Grundsätzlich kann jeder Raum akustisch optimal gestaltet werden. Mit Hilfe moderner Computerprogramme ist es möglich, die Akustik eines Raums vorab detailliert zu berechnen. Insbesondere für Räume mit hohen akustischen Anforderungen ist eine solche Planung immer anzuraten.
Ziel ist immer eine Hörumgebung, in der wir uns wohl fühlen, in der wir uns ohne Schwierigkeiten verständigen können, und die wir nicht als zu laut oder zu leise empfinden.
Bauakustik und Raumakustik
Die Teilgebiete Bauakustik und Raumakustik befassen sich grundsätzlich mit zwei völlig unterschiedlichen Eigenschaften eines Gebäudes.
Für die Bauakustik orientiert sich die Anforderung daran, in welchem Ausmaß Lärm von einem Raum in einen anderen übertragen wird. In der Praxis betrifft dies in der Regel benachbarte oder übereinanderliegende Räume. Sind die beteiligten Bauteile (Wände, Decken, Türen, Fenster) nicht passend dimensioniert oder nicht fachgerecht ausgeführt, kann es zu Störungen innerhalb eines Gebäudes kommen. Beklagt wird dann beispielsweise, dass Gespräche in Nachbarräumen verfolgt werden können oder Geräusche aus fremden Räumen in zu hohem Maße in den eigenen Bereich dringen. Bauakustische Anforderungen sind zum einen baurechtlich durch die DIN 4109 Schallschutz im Hochbau eingeführt und zum anderen generell dem Bauherrn geschuldet, auch wenn keine expliziten Vereinbarungen getroffen worden sind.
Hingegen gibt es für die Planung und Gestaltung der Raumakustik zwar einschlägige Regelwerke, wie z. B. die DIN 18041 Hörsamkeit in Räumen oder die VDI 2569 Schallschutz und akustische Gestaltung im Büro, diese haben aber grundsätzlich nur empfehlenden Charakter. Ein baurechtlicher Anspruch an eine angemessene Raumakustik besteht somit nicht und sollte deshalb stets Bestandteil vertraglicher Vereinbarungen sein.

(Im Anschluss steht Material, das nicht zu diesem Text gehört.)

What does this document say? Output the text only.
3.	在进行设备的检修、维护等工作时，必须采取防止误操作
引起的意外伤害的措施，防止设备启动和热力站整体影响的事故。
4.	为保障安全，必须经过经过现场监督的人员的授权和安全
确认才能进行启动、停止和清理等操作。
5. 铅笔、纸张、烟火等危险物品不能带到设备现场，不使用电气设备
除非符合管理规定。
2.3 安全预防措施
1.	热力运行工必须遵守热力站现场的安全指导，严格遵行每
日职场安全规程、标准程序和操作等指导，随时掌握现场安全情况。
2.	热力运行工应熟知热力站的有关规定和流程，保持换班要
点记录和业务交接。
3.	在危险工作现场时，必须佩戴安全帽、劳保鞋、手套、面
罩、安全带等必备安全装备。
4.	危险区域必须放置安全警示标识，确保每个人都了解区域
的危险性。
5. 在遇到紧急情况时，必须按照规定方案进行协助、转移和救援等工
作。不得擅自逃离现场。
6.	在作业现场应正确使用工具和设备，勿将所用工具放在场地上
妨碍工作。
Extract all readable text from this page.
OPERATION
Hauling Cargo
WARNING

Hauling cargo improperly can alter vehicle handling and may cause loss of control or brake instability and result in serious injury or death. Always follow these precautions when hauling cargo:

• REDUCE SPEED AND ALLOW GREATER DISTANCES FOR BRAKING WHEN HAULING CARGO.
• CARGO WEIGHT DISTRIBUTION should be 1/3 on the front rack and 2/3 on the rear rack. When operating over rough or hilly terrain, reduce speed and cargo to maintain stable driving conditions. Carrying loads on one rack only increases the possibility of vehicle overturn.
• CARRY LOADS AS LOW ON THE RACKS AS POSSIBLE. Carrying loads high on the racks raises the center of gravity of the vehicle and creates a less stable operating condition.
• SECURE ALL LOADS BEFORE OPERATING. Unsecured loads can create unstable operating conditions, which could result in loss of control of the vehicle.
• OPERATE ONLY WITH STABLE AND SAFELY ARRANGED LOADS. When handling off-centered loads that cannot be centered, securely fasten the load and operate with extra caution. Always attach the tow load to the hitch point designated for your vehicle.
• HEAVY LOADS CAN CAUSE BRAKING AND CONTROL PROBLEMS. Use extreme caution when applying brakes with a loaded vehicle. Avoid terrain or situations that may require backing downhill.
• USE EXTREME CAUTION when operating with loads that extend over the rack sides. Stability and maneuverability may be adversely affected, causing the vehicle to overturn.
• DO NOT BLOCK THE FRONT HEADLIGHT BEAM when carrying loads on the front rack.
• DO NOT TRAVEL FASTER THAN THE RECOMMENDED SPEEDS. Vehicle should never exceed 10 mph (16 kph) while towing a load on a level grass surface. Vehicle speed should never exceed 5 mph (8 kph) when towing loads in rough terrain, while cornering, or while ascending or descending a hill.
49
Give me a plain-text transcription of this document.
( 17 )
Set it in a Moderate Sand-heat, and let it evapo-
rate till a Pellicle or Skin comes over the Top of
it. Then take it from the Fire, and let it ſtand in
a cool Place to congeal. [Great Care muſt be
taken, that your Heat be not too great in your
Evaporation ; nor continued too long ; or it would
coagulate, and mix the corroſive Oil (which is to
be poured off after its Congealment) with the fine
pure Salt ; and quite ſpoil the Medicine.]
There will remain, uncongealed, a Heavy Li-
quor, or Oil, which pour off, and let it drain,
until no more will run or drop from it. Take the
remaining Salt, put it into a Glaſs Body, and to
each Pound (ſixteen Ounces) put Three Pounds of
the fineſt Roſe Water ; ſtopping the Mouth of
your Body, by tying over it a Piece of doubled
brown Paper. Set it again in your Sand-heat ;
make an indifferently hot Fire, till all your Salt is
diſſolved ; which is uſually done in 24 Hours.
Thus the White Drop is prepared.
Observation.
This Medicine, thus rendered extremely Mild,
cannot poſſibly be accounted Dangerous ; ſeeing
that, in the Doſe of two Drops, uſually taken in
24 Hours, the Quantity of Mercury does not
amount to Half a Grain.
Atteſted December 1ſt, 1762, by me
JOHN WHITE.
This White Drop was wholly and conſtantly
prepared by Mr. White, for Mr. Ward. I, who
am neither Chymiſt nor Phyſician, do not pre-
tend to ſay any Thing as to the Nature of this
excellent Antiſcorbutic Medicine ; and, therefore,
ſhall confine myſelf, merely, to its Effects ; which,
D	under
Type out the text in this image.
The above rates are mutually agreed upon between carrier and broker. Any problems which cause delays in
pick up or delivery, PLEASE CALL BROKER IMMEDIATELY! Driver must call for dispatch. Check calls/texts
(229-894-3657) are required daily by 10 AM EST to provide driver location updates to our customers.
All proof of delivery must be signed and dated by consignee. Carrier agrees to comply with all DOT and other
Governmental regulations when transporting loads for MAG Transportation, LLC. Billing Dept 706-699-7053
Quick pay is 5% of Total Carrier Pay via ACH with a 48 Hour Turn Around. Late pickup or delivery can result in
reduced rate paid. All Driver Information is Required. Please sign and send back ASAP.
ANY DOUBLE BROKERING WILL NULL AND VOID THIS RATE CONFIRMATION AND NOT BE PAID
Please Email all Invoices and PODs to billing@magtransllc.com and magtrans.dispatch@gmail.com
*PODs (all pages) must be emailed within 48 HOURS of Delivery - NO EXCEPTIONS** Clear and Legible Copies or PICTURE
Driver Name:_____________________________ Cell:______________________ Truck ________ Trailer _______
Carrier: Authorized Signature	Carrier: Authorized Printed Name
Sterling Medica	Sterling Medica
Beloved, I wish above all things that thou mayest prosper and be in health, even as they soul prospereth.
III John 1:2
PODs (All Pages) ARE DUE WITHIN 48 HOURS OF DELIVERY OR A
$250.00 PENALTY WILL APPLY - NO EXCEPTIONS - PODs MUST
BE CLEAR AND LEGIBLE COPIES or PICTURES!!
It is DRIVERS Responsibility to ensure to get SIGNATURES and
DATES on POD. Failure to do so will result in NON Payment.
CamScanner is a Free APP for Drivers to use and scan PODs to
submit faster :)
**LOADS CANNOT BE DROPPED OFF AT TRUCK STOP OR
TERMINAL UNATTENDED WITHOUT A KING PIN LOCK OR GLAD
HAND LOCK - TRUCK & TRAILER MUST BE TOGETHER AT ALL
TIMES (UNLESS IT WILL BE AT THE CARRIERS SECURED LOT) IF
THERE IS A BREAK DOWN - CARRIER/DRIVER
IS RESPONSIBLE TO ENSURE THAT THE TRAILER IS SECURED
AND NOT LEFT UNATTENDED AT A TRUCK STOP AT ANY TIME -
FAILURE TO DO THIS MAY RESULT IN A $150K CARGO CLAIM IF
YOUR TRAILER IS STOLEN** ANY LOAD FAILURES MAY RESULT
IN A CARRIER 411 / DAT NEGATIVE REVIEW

Die Raumakustik betrachtet immer einen Raum für sich: einen Büroraum, ein Call-Center oder Besprechungszimmer, ebenso ein Klassenzimmer, ein Schwimmbad oder einen Konzertsaal. Gegenstand der Betrachtung sind grundsätzlich die akustischen Bedingungen in dem Raum selbst, die im Wesentlichen durch die Oberflächen und Einrichtungsgegenstände geschaffen werden.
Der Schall
Schallereignisse, also Geräusche, Sprache oder Musik, nehmen wir in Abhängigkeit von ihrem Schalldruckpegel als unterschiedlich laut wahr. Unsere Wahrnehmung von Geräuschen beginnt bei ca. 20 dB (tickende Uhr); eine flüsternde Unterhaltung spielt sich bei ca. 30 dB ab.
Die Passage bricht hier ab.